L’événement, intitulé « L’Union européenne (UE) dans la Corne de l’Afrique : Opportunités et défis », a permis de dresser un état des lieux des tensions actuelles, notamment au Soudan et en Somalie. Sous la modération de Kadir Temiz, président de l’ORSAM, les discussions ont rapidement convergé vers les limites des approches sécuritaires actuelles dans une région vitale pour le commerce mondial via le détroit de Bab el-Mandeb.
Annette Weber, Représentante spéciale de l’UE pour la Corne de l’Afrique, a profité de cette tribune relayée par Anadolu pour livrer une analyse sans concession sur la gestion de ces crises. Le constat posé est clair : les solutions strictement militaires ne sont pas durables. Selon les échanges tenus lors de ce panel, l’usage de la force, sans une stratégie politique sous-jacente, ne permet pas de garantir une paix pérenne dans la région.
Pour Bruxelles, la sortie de crise repose sur un changement de paradigme. Il a été souligné que la paix ne peut être imposée de l’extérieur, mais doit impérativement émerger sous la direction des acteurs locaux. L’appropriation régionale est présentée comme la condition sine qua non de la stabilité, privilégiant des approches pragmatiques fondées sur la négociation plutôt que sur la confrontation armée.
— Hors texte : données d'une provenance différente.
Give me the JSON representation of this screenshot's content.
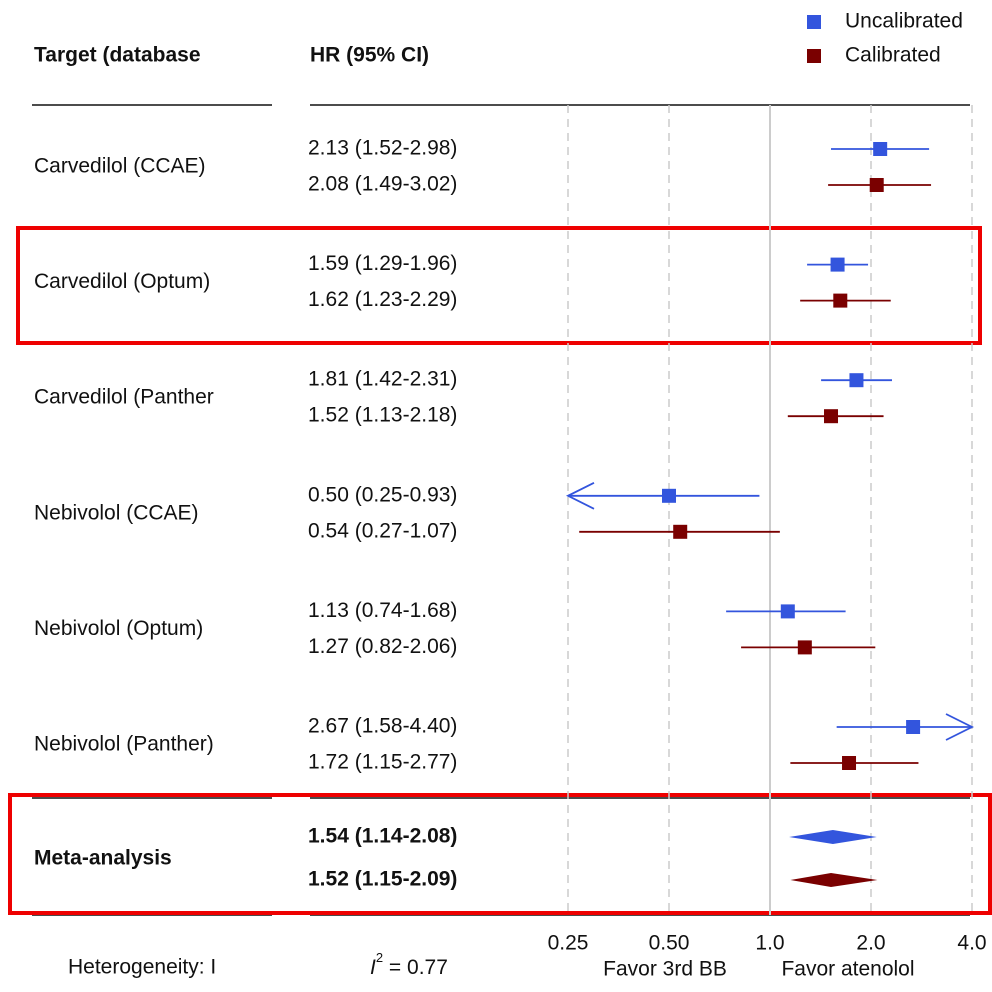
{
  "chart_data": {
    "type": "forest",
    "column_headers": [
      "Target (database",
      "HR (95% CI)"
    ],
    "categories": [
      "Carvedilol (CCAE)",
      "Carvedilol (Optum)",
      "Carvedilol (Panther",
      "Nebivolol (CCAE)",
      "Nebivolol (Optum)",
      "Nebivolol (Panther)"
    ],
    "series": [
      {
        "name": "Uncalibrated",
        "color": "#3355dd",
        "values": [
          2.13,
          1.59,
          1.81,
          0.5,
          1.13,
          2.67
        ],
        "lower": [
          1.52,
          1.29,
          1.42,
          0.25,
          0.74,
          1.58
        ],
        "upper": [
          2.98,
          1.96,
          2.31,
          0.93,
          1.68,
          4.4
        ],
        "value_labels": [
          "2.13 (1.52-2.98)",
          "1.59 (1.29-1.96)",
          "1.81 (1.42-2.31)",
          "0.50 (0.25-0.93)",
          "1.13 (0.74-1.68)",
          "2.67 (1.58-4.40)"
        ]
      },
      {
        "name": "Calibrated",
        "color": "#7a0000",
        "values": [
          2.08,
          1.62,
          1.52,
          0.54,
          1.27,
          1.72
        ],
        "lower": [
          1.49,
          1.23,
          1.13,
          0.27,
          0.82,
          1.15
        ],
        "upper": [
          3.02,
          2.29,
          2.18,
          1.07,
          2.06,
          2.77
        ],
        "value_labels": [
          "2.08 (1.49-3.02)",
          "1.62 (1.23-2.29)",
          "1.52 (1.13-2.18)",
          "0.54 (0.27-1.07)",
          "1.27 (0.82-2.06)",
          "1.72 (1.15-2.77)"
        ]
      }
    ],
    "meta": {
      "label": "Meta-analysis",
      "values": [
        1.54,
        1.52
      ],
      "lower": [
        1.14,
        1.15
      ],
      "upper": [
        2.08,
        2.09
      ],
      "value_labels": [
        "1.54 (1.14-2.08)",
        "1.52 (1.15-2.09)"
      ]
    },
    "heterogeneity_label": "Heterogeneity: I",
    "i2": {
      "symbol": "I",
      "superscript": "2",
      "text": " = 0.77"
    },
    "x_scale": "log",
    "xlim": [
      0.25,
      4.0
    ],
    "xticks": [
      0.25,
      {
        "value": 0.5,
        "label": "0.50"
      },
      {
        "value": 1,
        "label": "1.0"
      },
      {
        "value": 2,
        "label": "2.0"
      },
      {
        "value": 4,
        "label": "4.0"
      }
    ],
    "reference_line": 1,
    "x_notes": [
      "Favor 3rd BB",
      "Favor atenolol"
    ]
  }
}
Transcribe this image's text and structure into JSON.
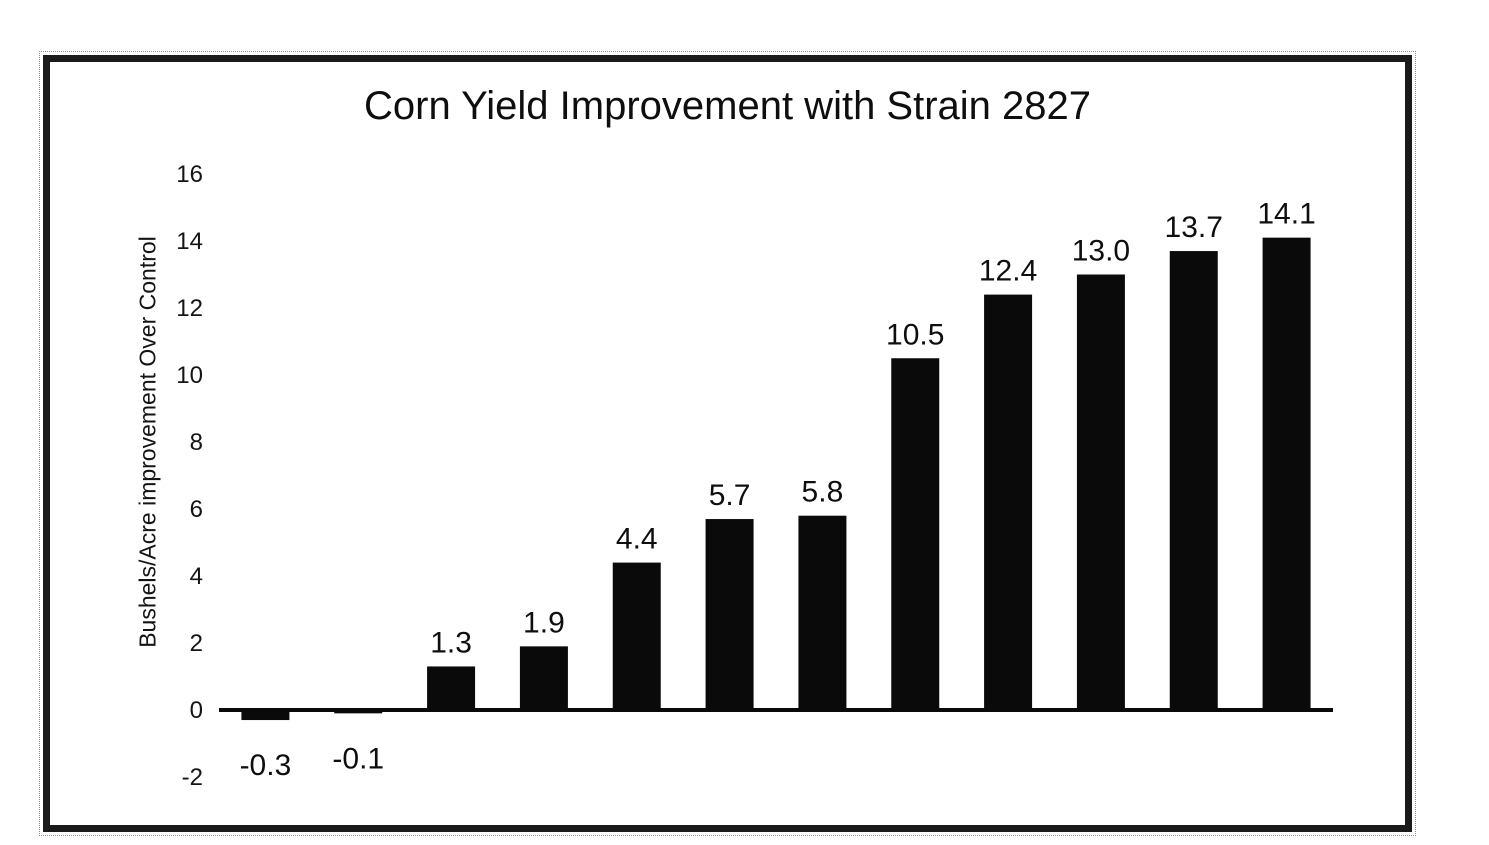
{
  "chart_data": {
    "type": "bar",
    "title": "Corn Yield Improvement with Strain 2827",
    "ylabel": "Bushels/Acre improvement Over Control",
    "xlabel": "",
    "values": [
      -0.3,
      -0.1,
      1.3,
      1.9,
      4.4,
      5.7,
      5.8,
      10.5,
      12.4,
      13.0,
      13.7,
      14.1
    ],
    "value_labels": [
      "-0.3",
      "-0.1",
      "1.3",
      "1.9",
      "4.4",
      "5.7",
      "5.8",
      "10.5",
      "12.4",
      "13.0",
      "13.7",
      "14.1"
    ],
    "ylim": [
      -2,
      16
    ],
    "yticks": [
      -2,
      0,
      2,
      4,
      6,
      8,
      10,
      12,
      14,
      16
    ],
    "ytick_labels": [
      "-2",
      "0",
      "2",
      "4",
      "6",
      "8",
      "10",
      "12",
      "14",
      "16"
    ],
    "bar_color": "#0a0a0a",
    "axis_color": "#0a0a0a",
    "grid": false,
    "legend": false
  }
}
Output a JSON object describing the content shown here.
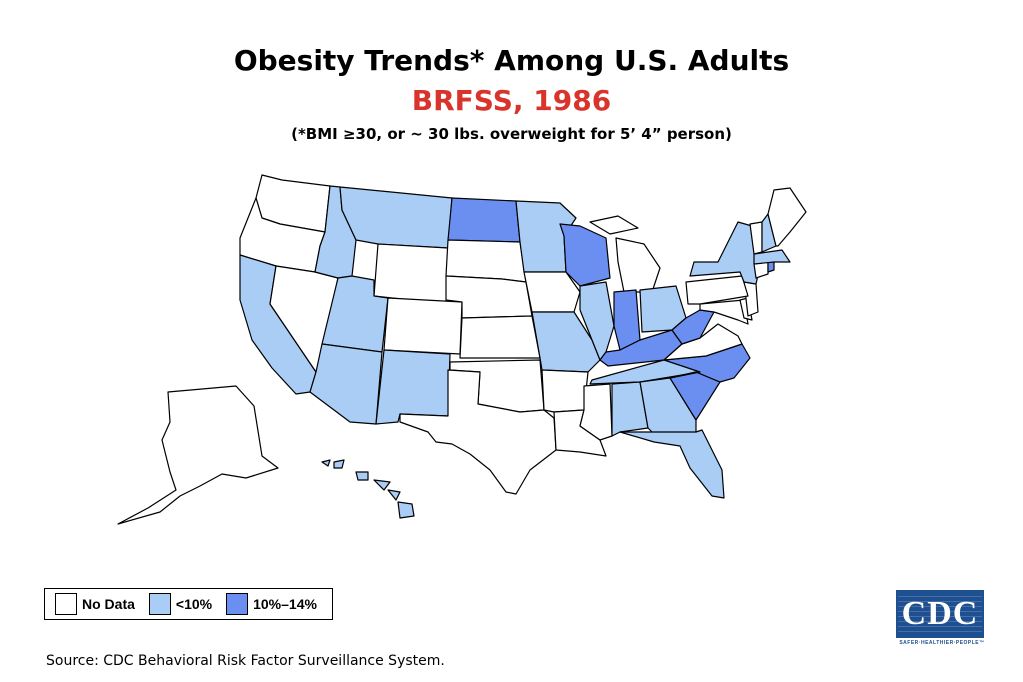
{
  "title": "Obesity Trends* Among U.S. Adults",
  "subtitle": "BRFSS, 1986",
  "note": "(*BMI ≥30, or ~ 30 lbs. overweight for 5’ 4” person)",
  "colors": {
    "subtitle": "#d9342b",
    "no_data": "#ffffff",
    "lt10": "#a9cdf5",
    "p10_14": "#6a8ff0",
    "border": "#000000"
  },
  "legend": [
    {
      "key": "no_data",
      "label": "No Data"
    },
    {
      "key": "lt10",
      "label": "<10%"
    },
    {
      "key": "p10_14",
      "label": "10%–14%"
    }
  ],
  "states": {
    "WA": "no_data",
    "OR": "no_data",
    "CA": "lt10",
    "NV": "no_data",
    "ID": "lt10",
    "MT": "lt10",
    "WY": "no_data",
    "UT": "lt10",
    "AZ": "lt10",
    "CO": "no_data",
    "NM": "lt10",
    "ND": "p10_14",
    "SD": "no_data",
    "NE": "no_data",
    "KS": "no_data",
    "OK": "no_data",
    "TX": "no_data",
    "MN": "lt10",
    "IA": "no_data",
    "MO": "lt10",
    "AR": "no_data",
    "LA": "no_data",
    "WI": "p10_14",
    "IL": "lt10",
    "MI": "no_data",
    "IN": "p10_14",
    "OH": "lt10",
    "KY": "p10_14",
    "TN": "lt10",
    "MS": "no_data",
    "AL": "lt10",
    "GA": "lt10",
    "FL": "lt10",
    "SC": "p10_14",
    "NC": "p10_14",
    "VA": "no_data",
    "WV": "p10_14",
    "MD": "no_data",
    "DE": "no_data",
    "NJ": "no_data",
    "PA": "no_data",
    "NY": "lt10",
    "CT": "no_data",
    "RI": "p10_14",
    "MA": "lt10",
    "VT": "no_data",
    "NH": "lt10",
    "ME": "no_data",
    "AK": "no_data",
    "HI": "lt10"
  },
  "source": "Source: CDC Behavioral Risk Factor Surveillance System.",
  "logo": {
    "text": "CDC",
    "tagline": "SAFER·HEALTHIER·PEOPLE™"
  }
}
Dans ce schéma, le rôle de l’Union européenne se redéfinit. Loin de dicter la conduite à tenir, l’UE envisage son action comme un soutien complémentaire aux solutions dirigées par l’Afrique. Cette coopération se matérialise par l’aide humanitaire et la protection des infrastructures civiles, tout en reconnaissant que les clés de la gouvernance et de la sécurité restent entre les mains des décideurs africains.